Florida Senator Marco Rubio made comments very similar to those of Huckabee in saying that he is pro-life in all situations and that laws need to protect life at all stages.

“In fact, I think that law already exists. It is called the Constitution of the United States,” the 44-year-old Rubio said. “And let me go further. I believe that every single human being is entitled to the protection of our laws, whether they can vote or not. Whether they can speak or not. Whether they can hire a lawyer or not.
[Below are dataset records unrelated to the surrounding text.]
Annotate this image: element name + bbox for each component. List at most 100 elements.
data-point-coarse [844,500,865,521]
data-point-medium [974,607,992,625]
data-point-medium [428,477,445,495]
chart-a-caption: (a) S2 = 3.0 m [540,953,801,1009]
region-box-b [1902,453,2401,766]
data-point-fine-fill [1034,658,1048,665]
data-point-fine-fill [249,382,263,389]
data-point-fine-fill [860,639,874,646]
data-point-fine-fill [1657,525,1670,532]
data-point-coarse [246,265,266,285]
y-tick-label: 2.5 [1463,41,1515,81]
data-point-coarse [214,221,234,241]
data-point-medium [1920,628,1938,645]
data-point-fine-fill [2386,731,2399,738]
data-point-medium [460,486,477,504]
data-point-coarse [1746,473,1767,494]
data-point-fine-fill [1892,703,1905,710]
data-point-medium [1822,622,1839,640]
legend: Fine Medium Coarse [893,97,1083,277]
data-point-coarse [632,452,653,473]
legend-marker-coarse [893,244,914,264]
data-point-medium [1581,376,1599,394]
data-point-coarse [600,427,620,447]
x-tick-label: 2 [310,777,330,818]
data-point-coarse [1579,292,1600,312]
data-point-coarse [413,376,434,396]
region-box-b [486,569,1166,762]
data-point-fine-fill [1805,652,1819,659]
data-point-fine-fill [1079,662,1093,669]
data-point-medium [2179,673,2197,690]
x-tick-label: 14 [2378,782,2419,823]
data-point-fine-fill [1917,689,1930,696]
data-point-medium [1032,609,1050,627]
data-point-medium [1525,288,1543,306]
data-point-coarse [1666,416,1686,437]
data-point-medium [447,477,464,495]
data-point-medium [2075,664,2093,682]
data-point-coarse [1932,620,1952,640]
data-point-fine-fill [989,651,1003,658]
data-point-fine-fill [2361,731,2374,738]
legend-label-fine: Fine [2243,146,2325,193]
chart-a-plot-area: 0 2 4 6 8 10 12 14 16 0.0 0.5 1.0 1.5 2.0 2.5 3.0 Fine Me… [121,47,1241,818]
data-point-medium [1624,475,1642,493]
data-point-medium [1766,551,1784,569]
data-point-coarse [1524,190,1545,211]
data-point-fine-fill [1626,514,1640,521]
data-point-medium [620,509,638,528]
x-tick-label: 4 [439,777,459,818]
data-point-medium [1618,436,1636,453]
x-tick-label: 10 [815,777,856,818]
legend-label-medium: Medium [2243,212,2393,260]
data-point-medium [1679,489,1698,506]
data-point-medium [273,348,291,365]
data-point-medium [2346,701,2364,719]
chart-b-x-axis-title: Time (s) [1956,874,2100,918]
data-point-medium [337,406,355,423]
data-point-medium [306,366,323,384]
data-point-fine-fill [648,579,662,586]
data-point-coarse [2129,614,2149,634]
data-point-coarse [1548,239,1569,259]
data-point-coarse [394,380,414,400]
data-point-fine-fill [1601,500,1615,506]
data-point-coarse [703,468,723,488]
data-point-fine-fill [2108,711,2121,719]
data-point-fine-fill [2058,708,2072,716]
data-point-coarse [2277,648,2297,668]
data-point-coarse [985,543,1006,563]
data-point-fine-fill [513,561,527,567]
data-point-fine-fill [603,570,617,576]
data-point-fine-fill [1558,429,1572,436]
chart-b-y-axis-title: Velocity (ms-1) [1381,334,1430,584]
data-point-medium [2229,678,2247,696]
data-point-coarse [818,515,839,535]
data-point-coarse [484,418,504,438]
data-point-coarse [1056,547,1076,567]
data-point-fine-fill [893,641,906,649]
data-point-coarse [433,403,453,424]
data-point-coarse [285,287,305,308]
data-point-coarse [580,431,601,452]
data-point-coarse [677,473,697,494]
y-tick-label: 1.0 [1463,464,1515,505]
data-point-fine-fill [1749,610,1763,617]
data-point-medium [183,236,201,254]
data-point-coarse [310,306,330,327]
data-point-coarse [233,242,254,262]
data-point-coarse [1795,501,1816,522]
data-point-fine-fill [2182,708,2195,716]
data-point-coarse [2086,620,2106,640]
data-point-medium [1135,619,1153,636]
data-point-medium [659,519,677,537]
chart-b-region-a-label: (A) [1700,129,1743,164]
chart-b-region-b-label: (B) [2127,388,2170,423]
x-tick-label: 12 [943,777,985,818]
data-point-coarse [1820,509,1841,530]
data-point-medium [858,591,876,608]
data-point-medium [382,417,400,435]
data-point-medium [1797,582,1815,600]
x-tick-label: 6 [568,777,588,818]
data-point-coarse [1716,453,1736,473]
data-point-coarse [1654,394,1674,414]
Whether they have a birth certificate or not.”

Rubio also said that future generations will be appalled by abortion, adding they will “call us barbarians for murdering millions of babies who we never gave them a chance to live.”

When the topic of Planned Parenthood and the recent undercover videos by the Center for Medical Progress that show the selling of parts from aborted babies, both former Florida Governor Jeb Bush and current Wisconsin Governor Scott Walker talked about how they defunded the group in their states.

“I’m pro-life, I’ve always been pro-life, and I’ve got a position that I think is consistent with many Americans out there in that I believe that is an unborn child that’s in need of protection,” Walker said.

Louisiana Governor Bobby Jindal was very blunt in his comments about Planned Parenthood.

“Planned Parenthood had better hope that Hillary Clinton wins this election because I guarantee that under President Jindal, January of 2017, the Department of Justice, and the IRS, and everybody else will be consenting, and the federal government will be going into Planned Parenthood,” Jindal asserted. “This is absolutely disgusting and revolts of conscience of the nation. Absolutely, we need to defund Planned Parenthood.”